Luisa ! Fais tes affaires, nous partons.

Quoi ?

Prends tout ce que tu ne souhaites pas laisser ici, nous quittons l'île.

Mais... Qu'est-ce que tu racontes ?

Si tu veux des explications, va voir ton père, car je suis tout autant perdue que toi, larmoie-t-elle en reniflant.

C'est impossible, tu as dû mal comprendre !

Fais tes affaires, Luisa. C'est très sérieux, nous devons partir. Un avion nous attend.

C'est quoi ce délire ? Vous êtes complètement dingues, ma parole.

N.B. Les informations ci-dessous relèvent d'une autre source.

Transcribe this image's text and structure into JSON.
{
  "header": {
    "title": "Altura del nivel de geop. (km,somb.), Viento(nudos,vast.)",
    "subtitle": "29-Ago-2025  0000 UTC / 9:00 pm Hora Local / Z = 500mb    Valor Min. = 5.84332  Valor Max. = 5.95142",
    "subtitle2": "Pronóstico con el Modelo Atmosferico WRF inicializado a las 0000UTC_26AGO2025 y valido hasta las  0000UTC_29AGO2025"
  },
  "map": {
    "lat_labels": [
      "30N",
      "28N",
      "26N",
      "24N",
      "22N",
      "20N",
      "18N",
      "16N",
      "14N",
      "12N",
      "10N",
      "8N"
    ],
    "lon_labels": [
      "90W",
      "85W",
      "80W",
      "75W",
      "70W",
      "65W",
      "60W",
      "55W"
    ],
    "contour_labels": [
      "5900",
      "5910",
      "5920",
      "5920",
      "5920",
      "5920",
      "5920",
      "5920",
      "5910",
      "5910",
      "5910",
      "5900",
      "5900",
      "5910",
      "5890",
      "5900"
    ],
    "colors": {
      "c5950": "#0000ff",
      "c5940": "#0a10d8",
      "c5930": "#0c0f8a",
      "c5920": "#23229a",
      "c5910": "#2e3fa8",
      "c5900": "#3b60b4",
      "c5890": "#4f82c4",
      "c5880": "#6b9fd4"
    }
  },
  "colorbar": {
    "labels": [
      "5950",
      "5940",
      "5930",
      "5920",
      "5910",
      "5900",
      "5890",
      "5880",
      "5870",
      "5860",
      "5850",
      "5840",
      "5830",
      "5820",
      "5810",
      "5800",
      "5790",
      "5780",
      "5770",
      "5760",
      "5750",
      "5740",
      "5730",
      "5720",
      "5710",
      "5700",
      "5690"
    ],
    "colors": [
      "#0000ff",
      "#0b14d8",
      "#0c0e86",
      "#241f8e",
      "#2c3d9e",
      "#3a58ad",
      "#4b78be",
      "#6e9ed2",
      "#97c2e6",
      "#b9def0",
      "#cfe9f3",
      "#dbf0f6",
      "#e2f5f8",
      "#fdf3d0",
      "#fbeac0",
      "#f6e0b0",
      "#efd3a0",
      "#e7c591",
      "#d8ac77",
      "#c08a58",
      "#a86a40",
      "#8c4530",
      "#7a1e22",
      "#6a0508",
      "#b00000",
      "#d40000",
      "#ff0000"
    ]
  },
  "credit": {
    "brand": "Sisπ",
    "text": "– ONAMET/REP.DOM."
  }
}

Luisa, crie-t-elle en m'agrippant les épaules. C'est grave, tu m'entends ! Très grave ! Alors, fais tes affaires sans discuter !

Mais...

Tout de suite !

Maman balance, à mes pieds, deux valises et des sacs que je commence à remplir dans un état second. Mes frères font des va-et-vient depuis le deuxième étage où se trouvent leurs chambres. Leurs visages sont sombres et pour une fois, ils ne parlent pas alors que j'étais persuadée que rien ne pouvait les faire cesser de babiller. Après avoir machinalement bourré les deux bagages en y entassant une partie de mes fringues, je garnis les cabas de mes livres, appareils high tech, chargeurs et produits de beauté. Dans une chemise en plastique, j'ajoute mes précieuses photos. À mon plus grand regret, de nombreux objets vont devoir rester ici. Je ne comprends rien à ce qui se passe et la révolte prend le pas sur les émotions. Sans réfléchir, je sors en trombe de ma chambre et déboule dans le salon où je trouve mon père occupé à emballer nos affaires dans des cartons. Des membres de la garde du prince régent Arturo De Luca envahissent l'espace : certains aident mes parents à transporter leurs caisses dehors, et d'autres semblent nous surveiller, armes au poing.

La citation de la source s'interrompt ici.